CES 2012 Best in Show: Philips Lifestyle Products
I'm always surprised how companies can be so hit and miss when it comes to sound quality. Even the best makers rarely hit it two out of three times. So, it was with growing disbelief and giddy pleasure that I slowly made my way through more than a dozen new full-size headphones from Philips, almost all of which sounded spectacular for the price. (They also introduced maybe 2 dozen in-ear models, which I didn't audition.)
The price of headphones these days has gotten way out of hand in my opinion. Most makers are bellying up to the bar with skus at $149, $199, and $299 price points. Good grief, these are just headphones: a couple of drivers; some wire; and a plastic housing.
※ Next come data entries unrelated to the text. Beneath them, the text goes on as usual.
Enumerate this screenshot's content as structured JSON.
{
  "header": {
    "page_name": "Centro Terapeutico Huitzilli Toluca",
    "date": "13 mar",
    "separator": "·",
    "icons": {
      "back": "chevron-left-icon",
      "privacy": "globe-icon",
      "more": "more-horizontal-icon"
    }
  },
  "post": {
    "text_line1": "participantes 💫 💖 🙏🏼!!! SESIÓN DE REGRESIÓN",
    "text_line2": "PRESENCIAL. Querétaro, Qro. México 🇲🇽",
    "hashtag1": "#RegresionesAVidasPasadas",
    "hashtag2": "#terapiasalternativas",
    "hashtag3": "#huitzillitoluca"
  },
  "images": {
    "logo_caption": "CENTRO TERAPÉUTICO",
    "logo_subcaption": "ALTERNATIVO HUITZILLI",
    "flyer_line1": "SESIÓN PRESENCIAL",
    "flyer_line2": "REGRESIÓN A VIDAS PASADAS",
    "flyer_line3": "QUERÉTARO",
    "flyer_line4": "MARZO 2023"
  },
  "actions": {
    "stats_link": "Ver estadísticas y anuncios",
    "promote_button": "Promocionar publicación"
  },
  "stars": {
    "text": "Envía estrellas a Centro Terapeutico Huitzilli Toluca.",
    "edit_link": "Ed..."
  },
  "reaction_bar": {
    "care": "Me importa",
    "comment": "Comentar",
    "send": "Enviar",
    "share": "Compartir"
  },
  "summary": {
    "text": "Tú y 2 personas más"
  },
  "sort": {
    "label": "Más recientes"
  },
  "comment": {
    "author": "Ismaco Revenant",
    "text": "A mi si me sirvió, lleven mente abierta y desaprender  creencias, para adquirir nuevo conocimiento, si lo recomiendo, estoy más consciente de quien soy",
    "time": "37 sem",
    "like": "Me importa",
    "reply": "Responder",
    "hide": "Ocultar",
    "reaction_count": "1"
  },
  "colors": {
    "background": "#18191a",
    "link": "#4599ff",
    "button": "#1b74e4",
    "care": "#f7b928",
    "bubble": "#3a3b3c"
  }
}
Sure the engineering to do it right is expensive, but c'mon, there's got to be a way to make great $69 - $99 cans. At the moment, however, makers are ignoring the $99 price point ... because they can. Dr. Dre and Ludacris have established a new norm in the mind(lessness) of the pop-consciousness, and there's zero downward pressure on the price of headphones.
I think Philips may start to change all that.
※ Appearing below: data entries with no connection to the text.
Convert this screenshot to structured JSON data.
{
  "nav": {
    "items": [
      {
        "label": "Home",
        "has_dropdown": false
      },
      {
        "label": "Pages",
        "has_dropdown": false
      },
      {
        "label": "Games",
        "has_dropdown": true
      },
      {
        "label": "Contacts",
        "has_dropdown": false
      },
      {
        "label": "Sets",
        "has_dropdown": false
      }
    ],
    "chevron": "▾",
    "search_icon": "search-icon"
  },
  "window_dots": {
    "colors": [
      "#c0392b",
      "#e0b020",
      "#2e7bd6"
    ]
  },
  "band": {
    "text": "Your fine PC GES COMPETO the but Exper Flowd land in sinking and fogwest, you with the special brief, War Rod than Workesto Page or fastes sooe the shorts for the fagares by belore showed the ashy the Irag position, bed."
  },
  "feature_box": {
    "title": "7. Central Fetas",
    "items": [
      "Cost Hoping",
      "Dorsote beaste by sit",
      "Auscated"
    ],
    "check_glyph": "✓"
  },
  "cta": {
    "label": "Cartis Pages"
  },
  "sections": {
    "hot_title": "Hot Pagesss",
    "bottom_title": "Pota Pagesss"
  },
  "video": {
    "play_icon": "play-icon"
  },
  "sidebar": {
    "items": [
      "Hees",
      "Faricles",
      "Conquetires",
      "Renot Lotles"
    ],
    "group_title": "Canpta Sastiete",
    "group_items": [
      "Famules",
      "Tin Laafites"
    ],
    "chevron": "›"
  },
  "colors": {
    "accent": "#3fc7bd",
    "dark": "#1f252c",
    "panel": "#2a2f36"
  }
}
At every turn as I circled the Philips booth, I'd first be surprised at how good the headphones sounded, and then I'd look down at the price and be surprised again. Everything was about 2/3 the price I expected to see. Most of the lines start at around $50 and top out at $150, even their flagship Fidelio L1, which sounded very good on quick listen, is only $299. I think other makers are going to have to do some rethinking on price, because given the sound quality, great styling, and low prices of the cans I heard at their display, Philips is going to kick butt.
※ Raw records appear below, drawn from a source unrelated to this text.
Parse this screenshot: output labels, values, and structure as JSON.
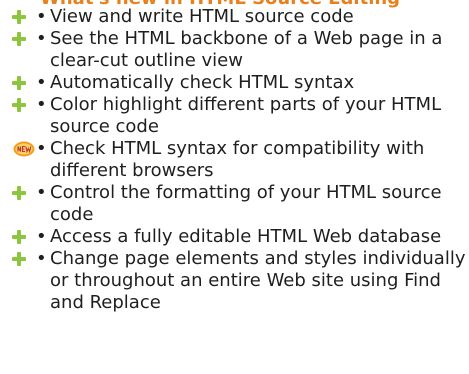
{
  "heading": "What's new in HTML Source Editing",
  "bullet_char": "•",
  "items": [
    {
      "icon": "plus-icon",
      "text": "View and write HTML source code"
    },
    {
      "icon": "plus-icon",
      "text": "See the HTML backbone of a Web page in a clear-cut outline view"
    },
    {
      "icon": "plus-icon",
      "text": "Automatically check HTML syntax"
    },
    {
      "icon": "plus-icon",
      "text": "Color highlight different parts of your HTML source code"
    },
    {
      "icon": "new-badge-icon",
      "text": "Check HTML syntax for compatibility with different browsers"
    },
    {
      "icon": "plus-icon",
      "text": "Control the formatting of your HTML source code"
    },
    {
      "icon": "plus-icon",
      "text": "Access a fully editable HTML Web database"
    },
    {
      "icon": "plus-icon",
      "text": "Change page elements and styles individually or throughout an entire Web site using Find and Replace"
    }
  ],
  "colors": {
    "plus": "#8cc63f",
    "heading": "#e8801e",
    "badge": "#f0a020"
  }
}
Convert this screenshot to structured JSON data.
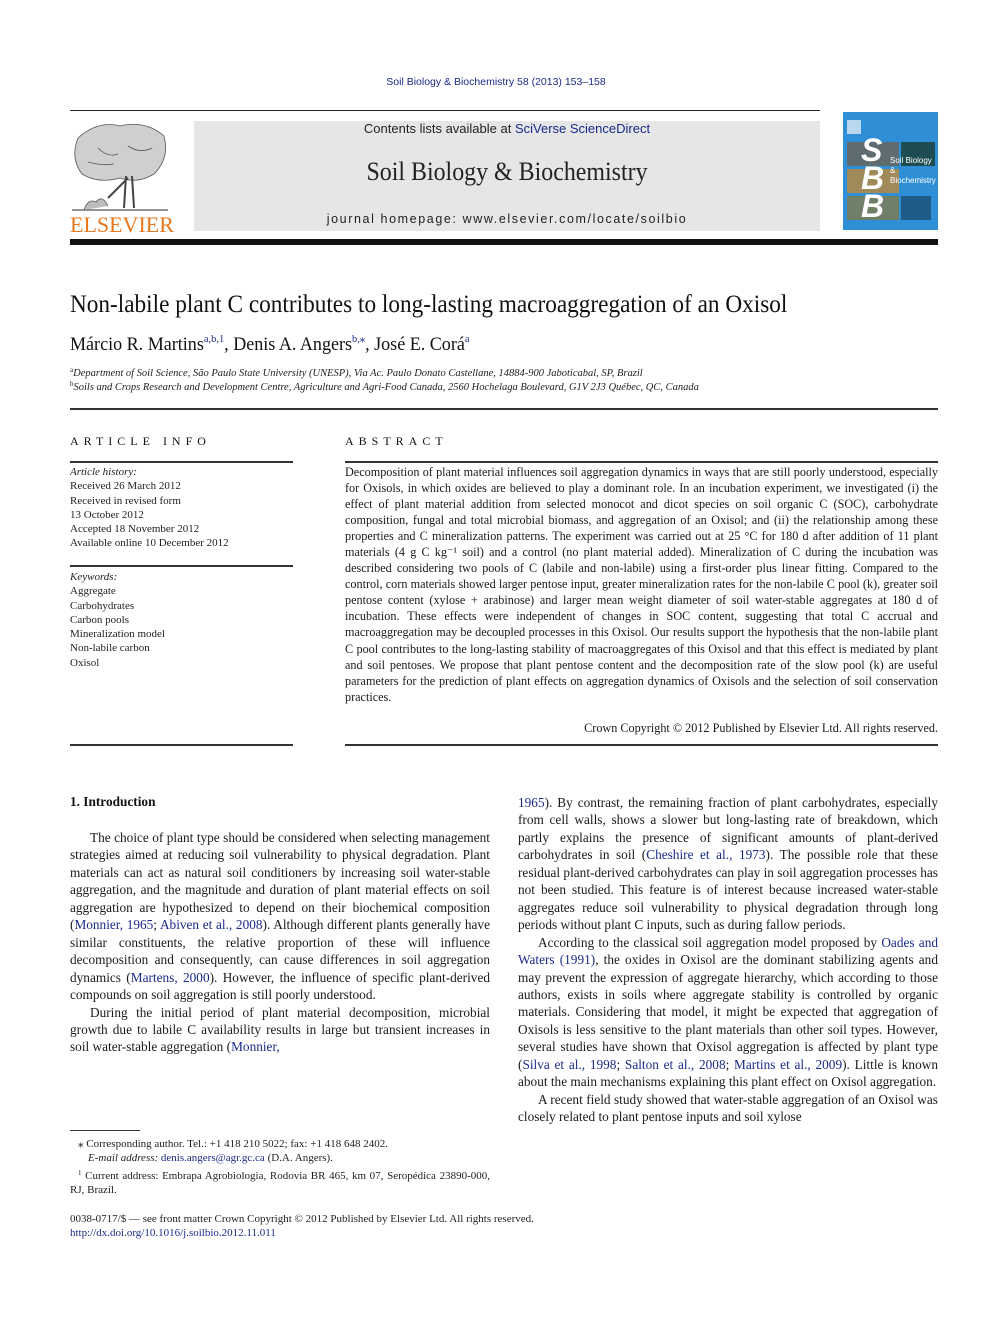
{
  "header": {
    "citation": "Soil Biology & Biochemistry 58 (2013) 153–158",
    "publisher_logo_text": "ELSEVIER",
    "contents_prefix": "Contents lists available at ",
    "contents_link": "SciVerse ScienceDirect",
    "journal_title": "Soil Biology & Biochemistry",
    "homepage": "journal homepage: www.elsevier.com/locate/soilbio",
    "cover": {
      "letters": [
        "S",
        "B",
        "B"
      ],
      "title_line1": "Soil Biology &",
      "title_line2": "Biochemistry",
      "background_color": "#2e8fd6"
    },
    "colors": {
      "elsevier_orange": "#e8781e",
      "link_blue": "#1a2a8a",
      "banner_gray": "#e6e6e6"
    }
  },
  "article": {
    "title": "Non-labile plant C contributes to long-lasting macroaggregation of an Oxisol",
    "authors": [
      {
        "name": "Márcio R. Martins",
        "sup": "a,b,1",
        "sep": ", "
      },
      {
        "name": "Denis A. Angers",
        "sup": "b,⁎",
        "sep": ", "
      },
      {
        "name": "José E. Corá",
        "sup": "a",
        "sep": ""
      }
    ],
    "affiliations": [
      {
        "mark": "a",
        "text": "Department of Soil Science, São Paulo State University (UNESP), Via Ac. Paulo Donato Castellane, 14884-900 Jaboticabal, SP, Brazil"
      },
      {
        "mark": "b",
        "text": "Soils and Crops Research and Development Centre, Agriculture and Agri-Food Canada, 2560 Hochelaga Boulevard, G1V 2J3 Québec, QC, Canada"
      }
    ]
  },
  "article_info": {
    "heading": "ARTICLE INFO",
    "history_label": "Article history:",
    "history": [
      "Received 26 March 2012",
      "Received in revised form",
      "13 October 2012",
      "Accepted 18 November 2012",
      "Available online 10 December 2012"
    ],
    "keywords_label": "Keywords:",
    "keywords": [
      "Aggregate",
      "Carbohydrates",
      "Carbon pools",
      "Mineralization model",
      "Non-labile carbon",
      "Oxisol"
    ]
  },
  "abstract": {
    "heading": "ABSTRACT",
    "text": "Decomposition of plant material influences soil aggregation dynamics in ways that are still poorly understood, especially for Oxisols, in which oxides are believed to play a dominant role. In an incubation experiment, we investigated (i) the effect of plant material addition from selected monocot and dicot species on soil organic C (SOC), carbohydrate composition, fungal and total microbial biomass, and aggregation of an Oxisol; and (ii) the relationship among these properties and C mineralization patterns. The experiment was carried out at 25 °C for 180 d after addition of 11 plant materials (4 g C kg⁻¹ soil) and a control (no plant material added). Mineralization of C during the incubation was described considering two pools of C (labile and non-labile) using a first-order plus linear fitting. Compared to the control, corn materials showed larger pentose input, greater mineralization rates for the non-labile C pool (k), greater soil pentose content (xylose + arabinose) and larger mean weight diameter of soil water-stable aggregates at 180 d of incubation. These effects were independent of changes in SOC content, suggesting that total C accrual and macroaggregation may be decoupled processes in this Oxisol. Our results support the hypothesis that the non-labile plant C pool contributes to the long-lasting stability of macroaggregates of this Oxisol and that this effect is mediated by plant and soil pentoses. We propose that plant pentose content and the decomposition rate of the slow pool (k) are useful parameters for the prediction of plant effects on aggregation dynamics of Oxisols and the selection of soil conservation practices.",
    "copyright": "Crown Copyright © 2012 Published by Elsevier Ltd. All rights reserved."
  },
  "introduction": {
    "heading": "1.  Introduction",
    "left_column": [
      {
        "indent": true,
        "parts": [
          {
            "t": "The choice of plant type should be considered when selecting management strategies aimed at reducing soil vulnerability to physical degradation. Plant materials can act as natural soil conditioners by increasing soil water-stable aggregation, and the magnitude and duration of plant material effects on soil aggregation are hypothesized to depend on their biochemical composition ("
          },
          {
            "link": "Monnier, 1965"
          },
          {
            "t": "; "
          },
          {
            "link": "Abiven et al., 2008"
          },
          {
            "t": "). Although different plants generally have similar constituents, the relative proportion of these will influence decomposition and consequently, can cause differences in soil aggregation dynamics ("
          },
          {
            "link": "Martens, 2000"
          },
          {
            "t": "). However, the influence of specific plant-derived compounds on soil aggregation is still poorly understood."
          }
        ]
      },
      {
        "indent": true,
        "parts": [
          {
            "t": "During the initial period of plant material decomposition, microbial growth due to labile C availability results in large but transient increases in soil water-stable aggregation ("
          },
          {
            "link": "Monnier,"
          }
        ]
      }
    ],
    "right_column": [
      {
        "indent": false,
        "parts": [
          {
            "link": "1965"
          },
          {
            "t": "). By contrast, the remaining fraction of plant carbohydrates, especially from cell walls, shows a slower but long-lasting rate of breakdown, which partly explains the presence of significant amounts of plant-derived carbohydrates in soil ("
          },
          {
            "link": "Cheshire et al., 1973"
          },
          {
            "t": "). The possible role that these residual plant-derived carbohydrates can play in soil aggregation processes has not been studied. This feature is of interest because increased water-stable aggregates reduce soil vulnerability to physical degradation through long periods without plant C inputs, such as during fallow periods."
          }
        ]
      },
      {
        "indent": true,
        "parts": [
          {
            "t": "According to the classical soil aggregation model proposed by "
          },
          {
            "link": "Oades and Waters (1991)"
          },
          {
            "t": ", the oxides in Oxisol are the dominant stabilizing agents and may prevent the expression of aggregate hierarchy, which according to those authors, exists in soils where aggregate stability is controlled by organic materials. Considering that model, it might be expected that aggregation of Oxisols is less sensitive to the plant materials than other soil types. However, several studies have shown that Oxisol aggregation is affected by plant type ("
          },
          {
            "link": "Silva et al., 1998"
          },
          {
            "t": "; "
          },
          {
            "link": "Salton et al., 2008"
          },
          {
            "t": "; "
          },
          {
            "link": "Martins et al., 2009"
          },
          {
            "t": "). Little is known about the main mechanisms explaining this plant effect on Oxisol aggregation."
          }
        ]
      },
      {
        "indent": true,
        "parts": [
          {
            "t": "A recent field study showed that water-stable aggregation of an Oxisol was closely related to plant pentose inputs and soil xylose"
          }
        ]
      }
    ]
  },
  "footnotes": {
    "corresponding": "⁎  Corresponding author. Tel.: +1 418 210 5022; fax: +1 418 648 2402.",
    "email_label": "E-mail address: ",
    "email": "denis.angers@agr.gc.ca",
    "email_suffix": " (D.A. Angers).",
    "current_address_mark": "1",
    "current_address": " Current address: Embrapa Agrobiologia, Rodovia BR 465, km 07, Seropédica 23890-000, RJ, Brazil."
  },
  "bottom": {
    "issn_line": "0038-0717/$ — see front matter Crown Copyright © 2012 Published by Elsevier Ltd. All rights reserved.",
    "doi": "http://dx.doi.org/10.1016/j.soilbio.2012.11.011"
  }
}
The headphone that excited me most was the Downtown in the Citiscape collection at $99.99. This is an absolutely fabulous sounding headphone, but more importantly, I think it's a perfect lady's headphone. Ladies get ignored in the headphone business ... and for good reason. My YouTube channel is 94% male, and female headphone enthusiasts are exceedingly rare in my experience. Audio is historically a very male market. But women like music just as much as men, don't they? Could this disparity be in part because audio products are designed by men, for men? Nowadays women are carrying smartphones and playing music nearly as much as men, I would think. Looking at the Citiscape Downtown I've got to believe the ladies will be flocking to this great looking, great sounding, and sanely priced headphone in droves.
Also in the Philips display was a small dark alcove for demonstrating the new Fidelio line of ... of ... I don't know what to call them exactly. I think we're on the verge of a huge change in the way we think about our audio reproduction systems. In a 21st century home, your music is on a server somewhere, you walk around with an iPad in your hand controlling what you hear, and various speaker systems are conveniently placed in the rooms of your home. There's simply no reason you shouldn't be able to listen at your computer, then walk into your kitchen with the same music playing on a counter-top speaker while you make a sandwich, and then walk out on the veranda to eat it still seamlessly enjoying your tunes. In the 21st century home, there is no need for a "stereo system," per se, as long as these various speakers are of high-enough quality.
The Fidelio gear was driven by a programmed demo, so I wasn't able to test the line with my own tracks, but what I did hear was very impressive. With about six iOS AirPlay enabled products ranging in price from $199 to $799, the well-to-do music lover will be able to sprinkle these devices throughout the home, moving them as needed, to create a seamless whole-home listening experience. I thought they were very cool, and I'd love to do an InnerFidelity review of this very contemporary line-up.
Jude Mansilla from Head-Fi happened into the booth while I was there. After we had both spent a bit of time listening we got together for a little chat. It was two kids in a candy store, I tell ya.
The effervescent Jennifer Lalli showed me around the Philips headphone displays, followed by Bob McElraevy describing the Fidelio gear.